Barbarossa był największym piratem Morza Śródziemnego, ale Morze Bałtyckie też miało swoich największych piratów, tylko 100 lat wcześniej – Braci Witalijskich. Brzmi może mało strasznie, ale zawdzięczamy im jedną rzecz.

Kariera Braci przebiegała zgoła odwrotnie niż Barbarossy, czyli zaczynali od kaprów, a potem się rozbuchali i skończyli jako piraci. I to nędznie. Ale po cóż mieli być kaprami i zdobywać listy rządzących, jak mogli nadużywać prawa brzegowego? Prawo pozwalało zabrać towar statku wyrzuconego na mieliznę czy brzeg w przypadku śmierci załogi. Bracia więc zapalali błędne latarnie (ogniska) i źle naprowadzali statek, po czym mordowali całą załogę. Podobno takim pirackim miastem był Hel.
Początek Braci Witalijskich sięga roku 1389, kiedy szwedzki król Albrecht III wynajął grupę biedaków do przewiezienia żywności do obleganego Sztokholmu. Grupa zaczęła się rozrastać i okazało się (po zawarciu pokoju szwedzko-duńskiego), że nie ma co ze sobą począć. Tak rozpoczęło się ich piractwo, które było zakałą Bałtyku i przede wszystkim Hanzy.
Główną ich bazą było Visby na Gotlandii, ale mieli też miejscówkę w naszych Rowach koło Słupska.

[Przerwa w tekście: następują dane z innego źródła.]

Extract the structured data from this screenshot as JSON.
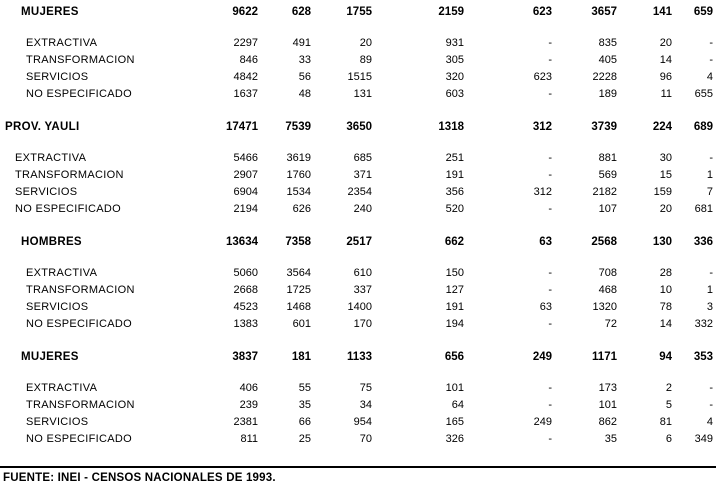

Średniowieczne Visby wg Carla Gustafa Hellqvista, 1882 r.

Żeby nie było tak okrutnie, to powiem, że część łupów rozdzielali między biednych w nadmorskich osadach i ludność ich kochała. Zapewniali więc sobie przychylność na lądzie. Było ich ok. 1500.
Szczyty pirackich sukcesów przypadają na dowództwo Klausa Störtebekera, który jednym haustem wypijał 4-litrowy kufel piwa. Nie można go było upić.
Kres przyszedł na Braci wraz Konradem von Jungingenem, który w 1398 r. zorganizował wyprawę na Visby. Flota liczyła 84 okręty i 4000 wojaków, w tym 50 braci zakonnych. Widać więc, że tego piractwa wszyscy już mieli dość. Atak był zaskoczeniem, bo to był marzec i kra jeszcze stała na Bałtyku. Ci, którzy przeżyli, rozpierzchli się, ale wtedy ruszyła Hanza i przeczesywała wszystkie zatoki, rozprawiając się także z tymi, którzy im pomagali.
Ostatnia bitwa miała miejsce w 1401 r. – między Braćmi Witalijskimi a „Łaciatą Krową” – zamaskowanym okrętem wojennym Hanzy. Ujęto wtedy Klausa Störtebekera (to jest właśnie grafika, którą zamieszczam, pochodzi z 1877 r., Klaus jest w żółto-szarych rajtuzach) i w konsekwencji ścięto. Niedobitki działały jeszcze później, aż do 1488 r. gdzieś na Morzu Północnym., ale to już nie było to.

 

Co zatem im zawdzięczamy? Niewątpliwie gdyby nie oni, byłaby inna przyczyna, ale z ich powodu krzyżacy zbudowali drewniany blokhauz w miejscu, które stało się później Twierdzą Wisłoujście – w celach obronnych. Nie była to wielka rzecz jako dzieło fortyfikacyjne, ale dało początek kolejnym umocnieniom, najpierw drewnianym, a z czasem murowanym.

Anna Pisarska-Umańska

Dodaj opinię lub komentarz.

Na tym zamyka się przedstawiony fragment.